Господин Крафт взвился на месте так, словно получил за шиворот всю свою порцию утреннего кипятка. Он опрокинул стол, а стул пинком отшвырнул к кровати, прямо в кучу своих не разобранных вещей.
Никакой девушки рядом с ним, да и в каморке вообще, не было.
– Иисус Мария! – вымолвил господин Крафт, опускаясь на койку. – Да ведь я брежу от голода, пьянства и неустроенности!
Внезапно он с ужасом подумал, что золотая штучка из кармана сюртука ему почудилась так же, как и голос, что назвал его по имени. Но – нет, господин Крафт поднёс к лицу руку с зажатой в ней странной вещицей. О да, она была золотой, настоящей, не растворилась в воздухе, и господин Крафт криво, с непривычки, улыбнулся.
– Берегитесь, господин Крафт! – всё с той же отчётливой, яркой грустью проговорил над его ухом всё тот же голос.
Во второй раз господин Крафт взвился более основательно. Начал он с того, что, не снимая ночных туфель и колпака, выскочил из подвальчика и дважды обежал богадельню, заглядывая под каждый куст. Потом он промчался по самому приюту, и, наконец, перевернул всё вверх дном в своём подвальчике. И нигде не нашёл ни малейшего намёка на то, кто бы мог играть с ним такие шутки.

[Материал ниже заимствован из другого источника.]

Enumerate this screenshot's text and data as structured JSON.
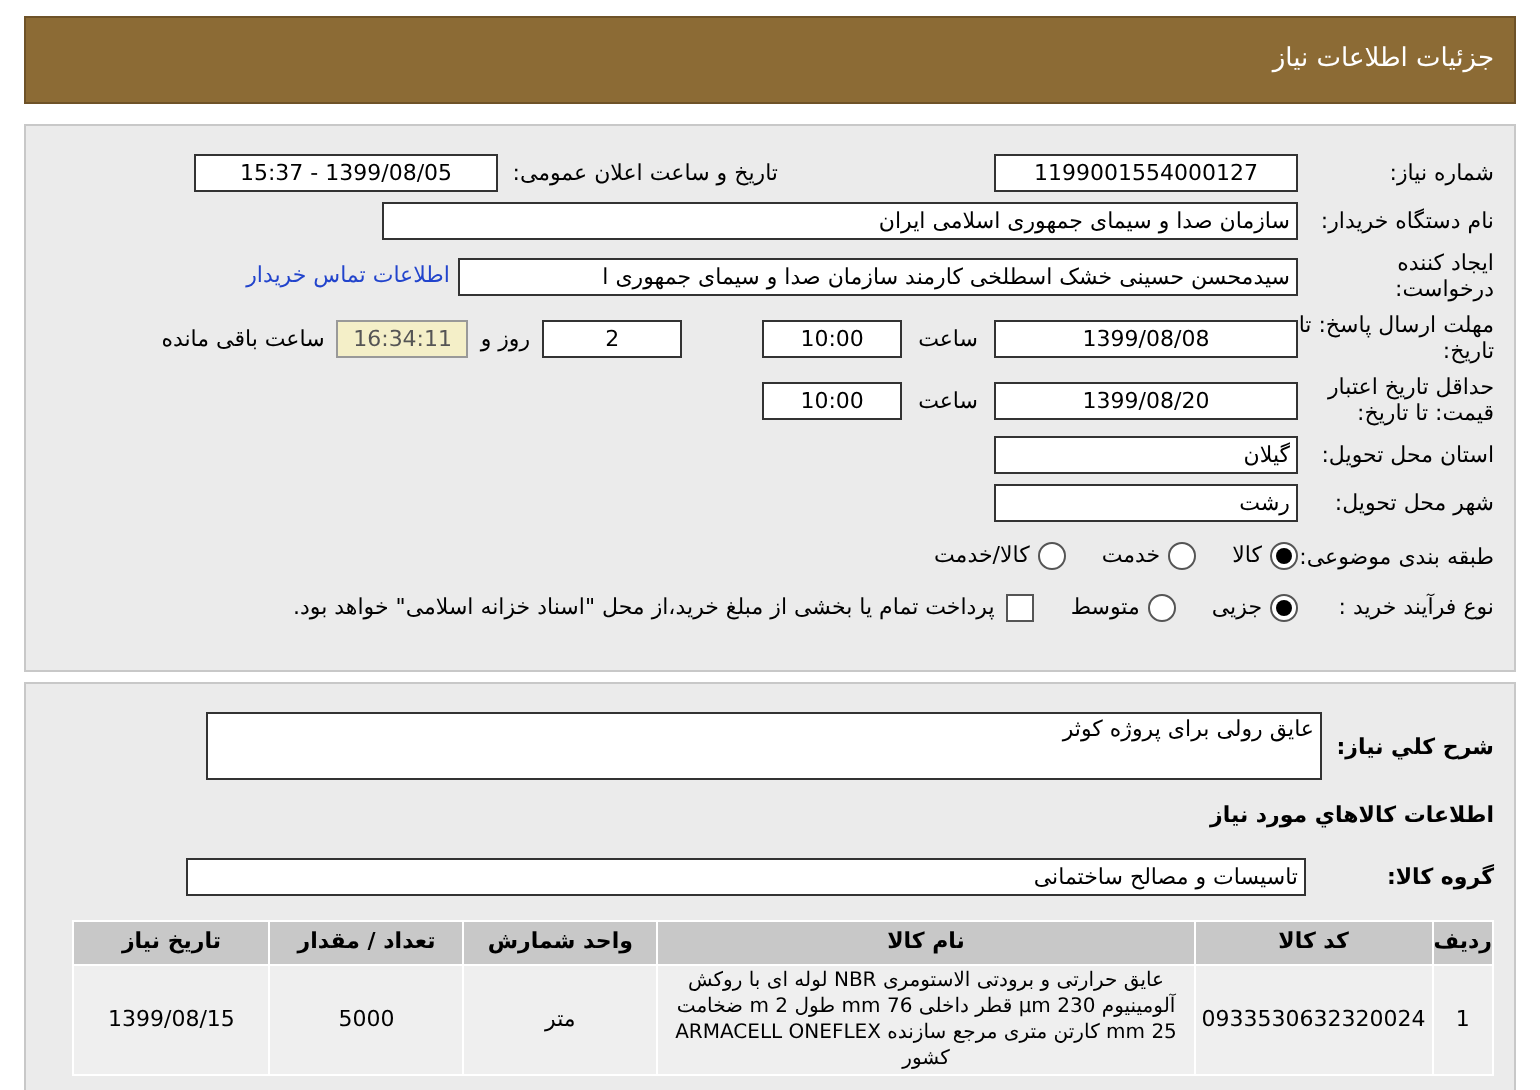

Но надо сказать, что эта сумбурная беготня имела результат: когда, придя в себя и успокоившись, господин Крафт снова принялся разглядывать свою находку, слова предостережения уже не звучали над его ухом.

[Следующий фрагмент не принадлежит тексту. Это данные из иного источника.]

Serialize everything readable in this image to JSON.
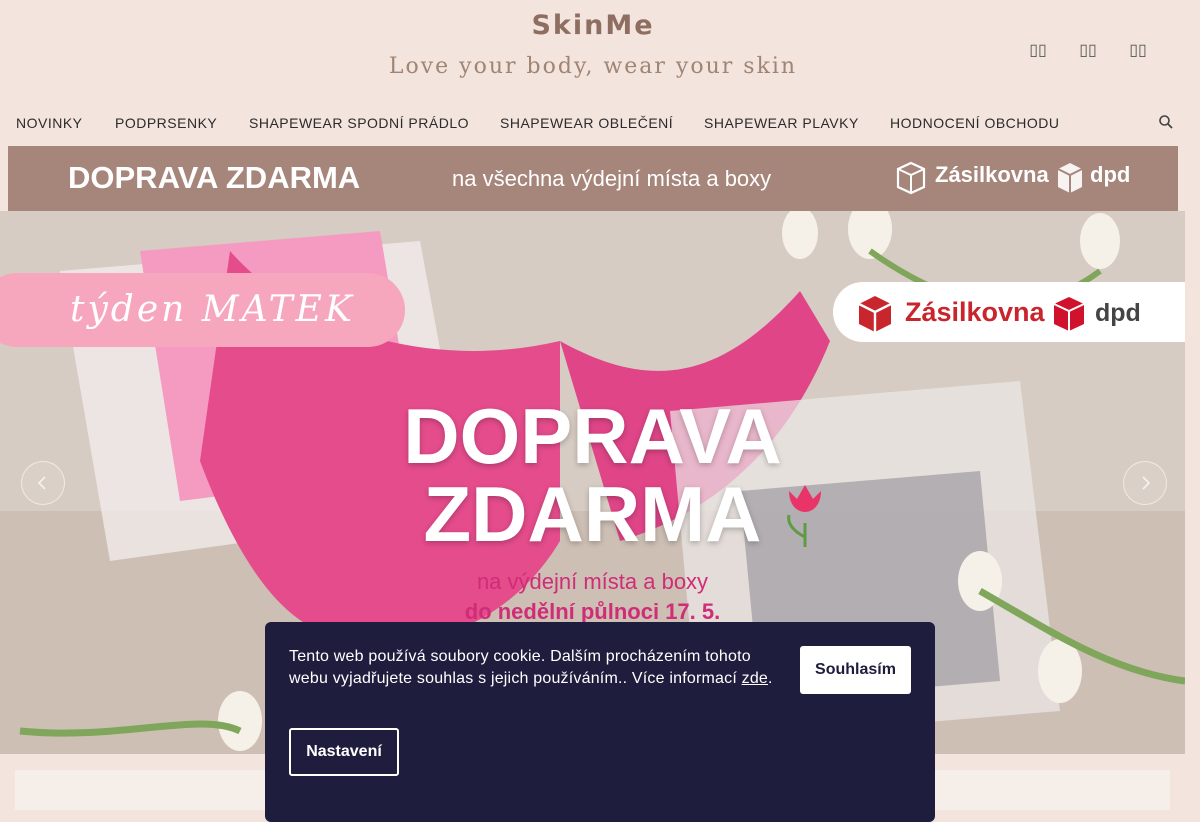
{
  "header": {
    "logo": "SkinMe",
    "tagline": "Love your body, wear your skin",
    "icons": [
      {
        "name": "account-icon",
        "glyph": "▯▯"
      },
      {
        "name": "wishlist-icon",
        "glyph": "▯▯"
      },
      {
        "name": "cart-icon",
        "glyph": "▯▯"
      }
    ]
  },
  "nav": {
    "items": [
      "NOVINKY",
      "PODPRSENKY",
      "SHAPEWEAR SPODNÍ PRÁDLO",
      "SHAPEWEAR OBLEČENÍ",
      "SHAPEWEAR PLAVKY",
      "HODNOCENÍ OBCHODU"
    ]
  },
  "shipping_banner": {
    "title": "DOPRAVA ZDARMA",
    "subtitle": "na všechna výdejní místa a boxy",
    "carrier1": "Zásilkovna",
    "carrier2": "dpd"
  },
  "hero": {
    "week_label": "týden MATEK",
    "carrier1": "Zásilkovna",
    "carrier2": "dpd",
    "line1": "DOPRAVA",
    "line2": "ZDARMA",
    "sub1": "na výdejní místa a boxy",
    "sub2": "do nedělní půlnoci 17. 5."
  },
  "cookie": {
    "text": "Tento web používá soubory cookie. Dalším procházením tohoto webu vyjadřujete souhlas s jejich používáním.. Více informací ",
    "link": "zde",
    "tail": ".",
    "agree_label": "Souhlasím",
    "settings_label": "Nastavení"
  },
  "colors": {
    "page_bg": "#f3e4dd",
    "banner_bg": "#a6857a",
    "brand": "#8e6e60",
    "pink": "#f6a6bd",
    "cookie_bg": "#1f1d3d"
  }
}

Жители города Шлезвига наблюдали господина Крафта в самых разных видах.
Чаще всего его можно было видеть под вечер идущим в «Золотую шпроту» – он вышагивал, заложив руки за спину и глядя из-под низко надвинутой на лоб мятой треуголки строго перед собой; шпажонка била его по худым ногам. Или, скажем, ночью, выглянув в окно можно было увидеть господина Крафта, передвигающегося интересной походкой престарелой цапли. Были люди, которые видали его гоняющимся за какими-то мелкими негодяями, или же пинающим фонарный столб; а оказавшись в порту господин Крафт обязательно устраивал драку с английскими матросами – такое тоже видели многие. Изредка он представал в обличье обычного, хоть и очень ленивого, портного – когда ходил от одного многодетного дома к другому, без энтузиазма предлагая свои услуги по перешиву камзольчиков и панталон. А однажды он битых полчаса стоял прямо посреди городской площади под проливным дождём, упрямо пытаясь раскурить свою трубку, и в конце концов удалился в сторону моря, распевая студенческие песни на латыни. В тот раз он был так пьян, что никто не сомневался, что он погибнет.
Но всё же: среди бела дня бежать через весь город в ночных туфлях и колпаке, – в глазах шлезвигцев даже по меркам господина Крафта это был перебор.
Господин Крафт вообще имел склонность от великой задумчивости и близорукости ходить ни на кого не глядя и ни с кем не здороваясь. А в тот день, в силу причин, уже известных нам, он не обращал внимания даже на самое себя. Иначе, бесспорно, потрудился бы по крайней мере переобуться перед тем, как выйти на улицу.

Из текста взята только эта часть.